Monsanto, in partnership with several major agricultural retailers and conservation groups, had a program in the 1990s called Operation Green Stripe that provided financial incentives to Future Farmers of America (FFA) chapters to go out and recruit local farmers in the communities where they lived to plant a drainage area on their field to a vegetative buffer strip to protect surface waters from pesticide runoff and to conserve water and topsoil (see first photo).
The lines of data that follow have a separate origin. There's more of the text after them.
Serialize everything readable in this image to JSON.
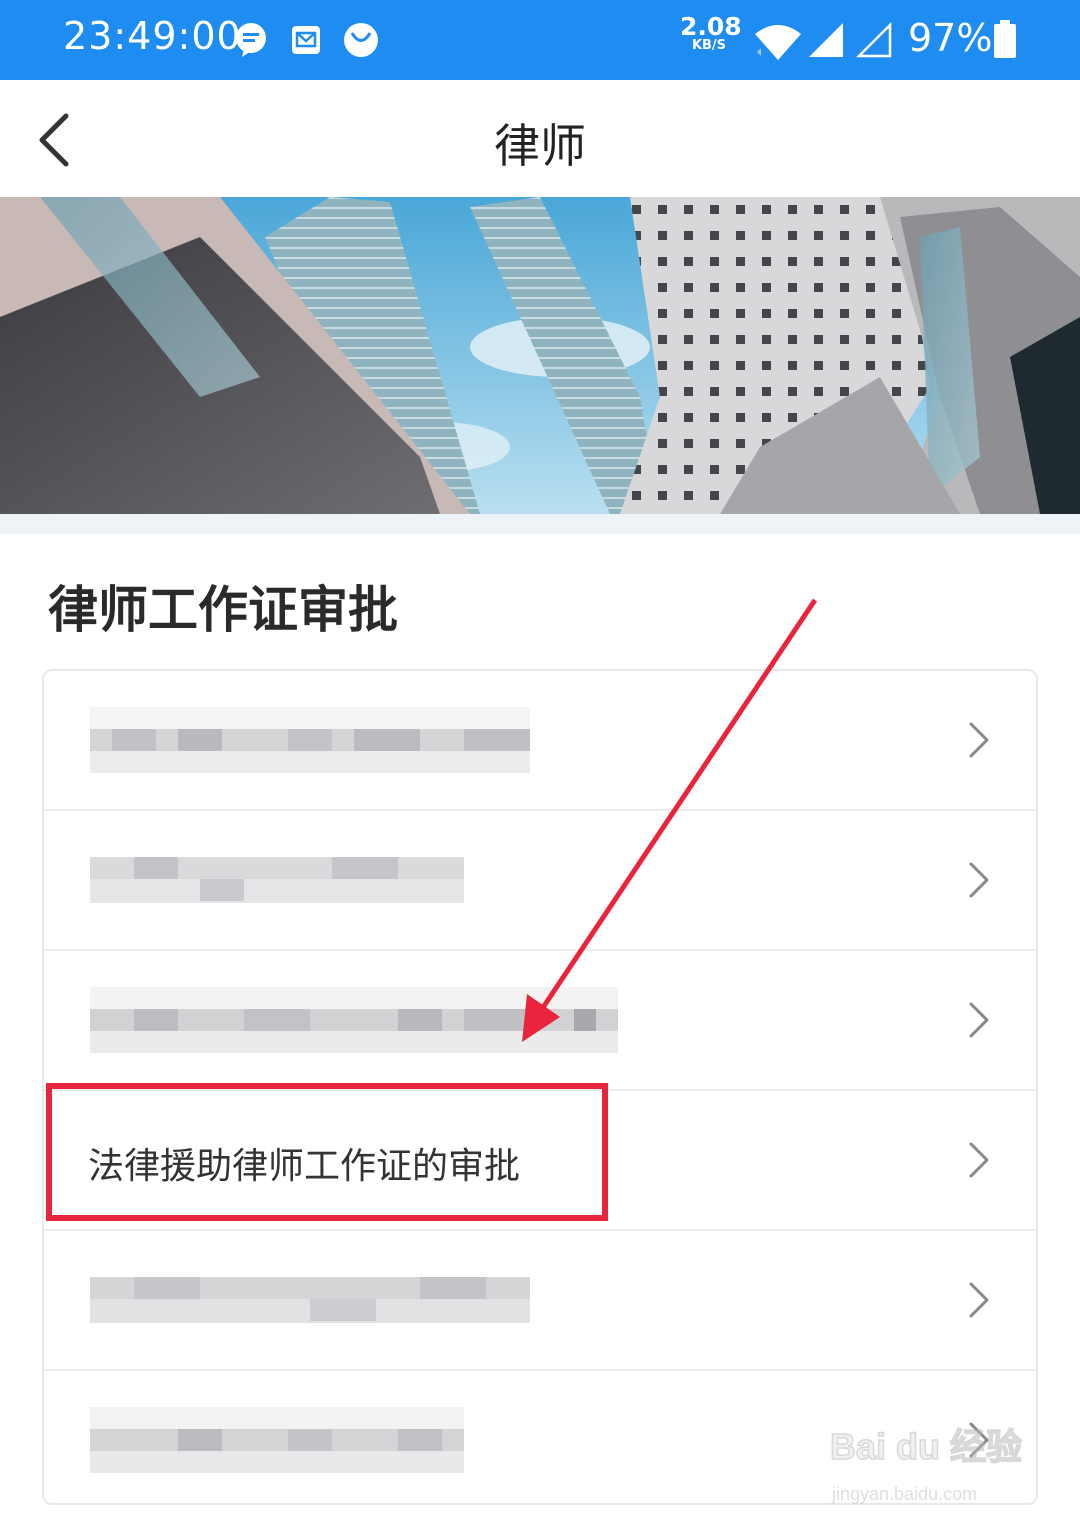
{
  "status_bar": {
    "time": "23:49:00",
    "net_speed": "2.08",
    "net_speed_unit": "KB/S",
    "battery": "97%",
    "icons": [
      "chat-icon",
      "mail-icon",
      "smile-icon",
      "wifi-icon",
      "signal-icon",
      "signal-empty-icon",
      "battery-icon"
    ]
  },
  "nav": {
    "title": "律师",
    "back_icon": "chevron-left-icon"
  },
  "banner": {
    "description_icon": "banner-image"
  },
  "section": {
    "title": "律师工作证审批"
  },
  "list": {
    "items": [
      {
        "label": "",
        "blurred": true
      },
      {
        "label": "",
        "blurred": true
      },
      {
        "label": "",
        "blurred": true
      },
      {
        "label": "法律援助律师工作证的审批",
        "blurred": false,
        "highlighted": true
      },
      {
        "label": "",
        "blurred": true
      },
      {
        "label": "",
        "blurred": true
      }
    ]
  },
  "watermark": {
    "logo": "Bai du 经验",
    "url": "jingyan.baidu.com"
  },
  "colors": {
    "status_bar": "#1e8cf0",
    "highlight": "#e8253c",
    "divider": "#ececec"
  }
}
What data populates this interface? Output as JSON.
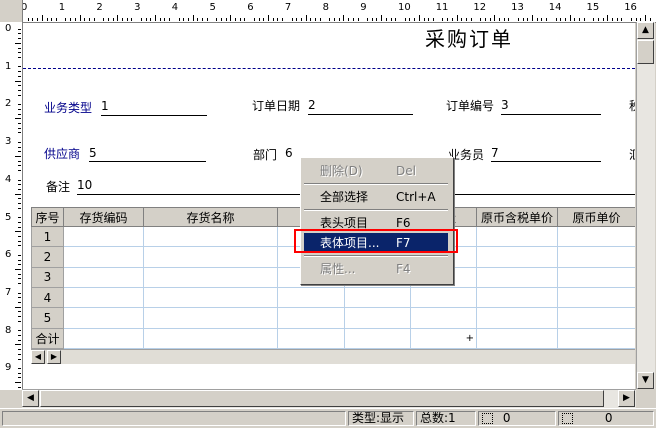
{
  "ruler": {
    "top_labels": [
      "0",
      "1",
      "2",
      "3",
      "4",
      "5",
      "6",
      "7",
      "8",
      "9",
      "10",
      "11",
      "12",
      "13",
      "14",
      "15",
      "16"
    ],
    "left_labels": [
      "0",
      "1",
      "2",
      "3",
      "4",
      "5",
      "6",
      "7",
      "8",
      "9"
    ]
  },
  "document": {
    "title": "采购订单",
    "fields": {
      "business_type": {
        "label": "业务类型",
        "value": "1"
      },
      "order_date": {
        "label": "订单日期",
        "value": "2"
      },
      "order_number": {
        "label": "订单编号",
        "value": "3"
      },
      "tax_truncated": {
        "label": "税"
      },
      "supplier": {
        "label": "供应商",
        "value": "5"
      },
      "department": {
        "label": "部门",
        "value": "6"
      },
      "salesperson": {
        "label": "业务员",
        "value": "7"
      },
      "truncated_right": {
        "label": "汇"
      },
      "remark": {
        "label": "备注",
        "value": "10"
      }
    },
    "grid": {
      "columns": [
        "序号",
        "存货编码",
        "存货名称",
        "规",
        "",
        "量",
        "原币含税单价",
        "原币单价"
      ],
      "row_numbers": [
        "1",
        "2",
        "3",
        "4",
        "5"
      ],
      "total_label": "合计",
      "total_mark": "+"
    }
  },
  "context_menu": {
    "items": [
      {
        "label": "删除(D)",
        "shortcut": "Del",
        "disabled": true
      },
      {
        "label": "全部选择",
        "shortcut": "Ctrl+A",
        "disabled": false
      },
      {
        "label": "表头项目",
        "shortcut": "F6",
        "disabled": false
      },
      {
        "label": "表体项目...",
        "shortcut": "F7",
        "disabled": false,
        "selected": true
      },
      {
        "label": "属性...",
        "shortcut": "F4",
        "disabled": true
      }
    ]
  },
  "status_bar": {
    "type": "类型:显示",
    "total": "总数:1",
    "value1": "0",
    "value2": "0"
  },
  "colors": {
    "highlight": "#0a246a",
    "annotation_box": "#ff0000",
    "field_label_blue": "#00008b"
  }
}
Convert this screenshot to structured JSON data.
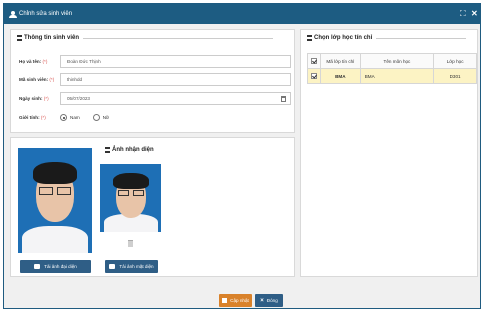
{
  "window": {
    "title": "Chỉnh sửa sinh viên",
    "maximize_glyph": "⛶",
    "close_glyph": "✕"
  },
  "student_info": {
    "title": "Thông tin sinh viên",
    "fields": {
      "name_label": "Họ và tên:",
      "name_value": "Đoàn Đức Thịnh",
      "id_label": "Mã sinh viên:",
      "id_value": "thinhdd",
      "dob_label": "Ngày sinh:",
      "dob_value": "05/07/2023",
      "gender_label": "Giới tính:",
      "required_mark": "(*)"
    },
    "gender_options": [
      {
        "label": "Nam",
        "selected": true
      },
      {
        "label": "Nữ",
        "selected": false
      }
    ]
  },
  "photos": {
    "recognition_title": "Ảnh nhận diện",
    "upload_profile_label": "Tải ảnh đại diện",
    "upload_face_label": "Tải ảnh mặt diện"
  },
  "class_select": {
    "title": "Chọn lớp học tín chỉ",
    "columns": [
      "",
      "Mã lớp tín chỉ",
      "Tên môn học",
      "Lớp học"
    ],
    "rows": [
      {
        "checked": true,
        "code": "BMA",
        "subject": "BMA",
        "class": "D301"
      }
    ]
  },
  "footer": {
    "update_label": "Cập nhật",
    "close_label": "Đóng"
  },
  "colors": {
    "titlebar": "#1d5c82",
    "update_button": "#d9822b",
    "close_button": "#2f5e86",
    "selected_row": "#fcf3c4"
  }
}
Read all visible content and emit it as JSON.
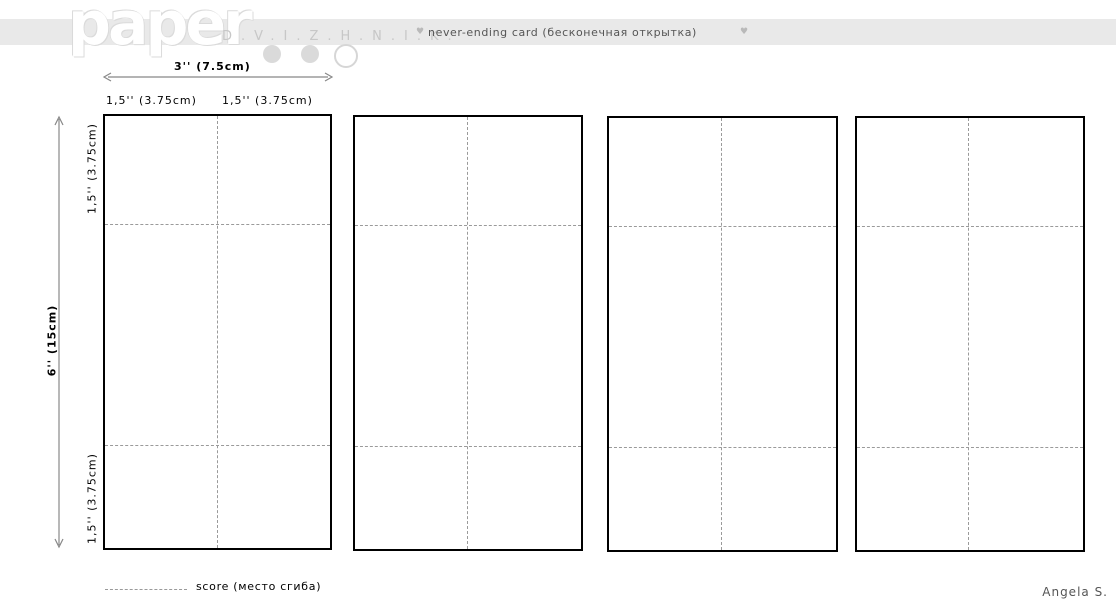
{
  "header": {
    "logo_word": "paper",
    "logo_sub": "D.V.I.Z.H.N.I.K.",
    "title": "never-ending card  (бесконечная открытка)",
    "heart_glyph": "♥"
  },
  "dimensions": {
    "total_width": "3'' (7.5cm)",
    "half_width_left": "1,5'' (3.75cm)",
    "half_width_right": "1,5'' (3.75cm)",
    "total_height": "6'' (15cm)",
    "top_section": "1,5'' (3.75cm)",
    "bottom_section": "1,5'' (3.75cm)"
  },
  "cards": [
    {
      "id": "card-1"
    },
    {
      "id": "card-2"
    },
    {
      "id": "card-3"
    },
    {
      "id": "card-4"
    }
  ],
  "legend": {
    "score_label": "score (место сгиба)"
  },
  "author": "Angela S.",
  "colors": {
    "header_band": "#e9e9e9",
    "score_line": "#9a9a9a",
    "card_border": "#000000",
    "arrow": "#888888"
  }
}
The next time you’re driving in a rural farm community on a Sunday afternoon, look for examples of land planted to these buffer strips. You can’t miss them; they are obvious any time of the year. Also look for examples of conservation tillage during months when crops are not growing or not yet fully grown (see next two photos). You’ll see the corn stalks and stubble of the previous year’s crop still lying in the field.

 

Farmers who work the land also live on the land. They are not just protecting drinking water for the people living in the cities; they are protecting the water that their families drink and preserving the land they work.

 

This is a photo of a vegetative filter strip protecting the stream on the right from a tilled field on the left.

 

 

These are photos of conservation tillage, where a crop has been planted directly into the stubble of the previous year’s crop without having to disrupt the soil with heavy tillage.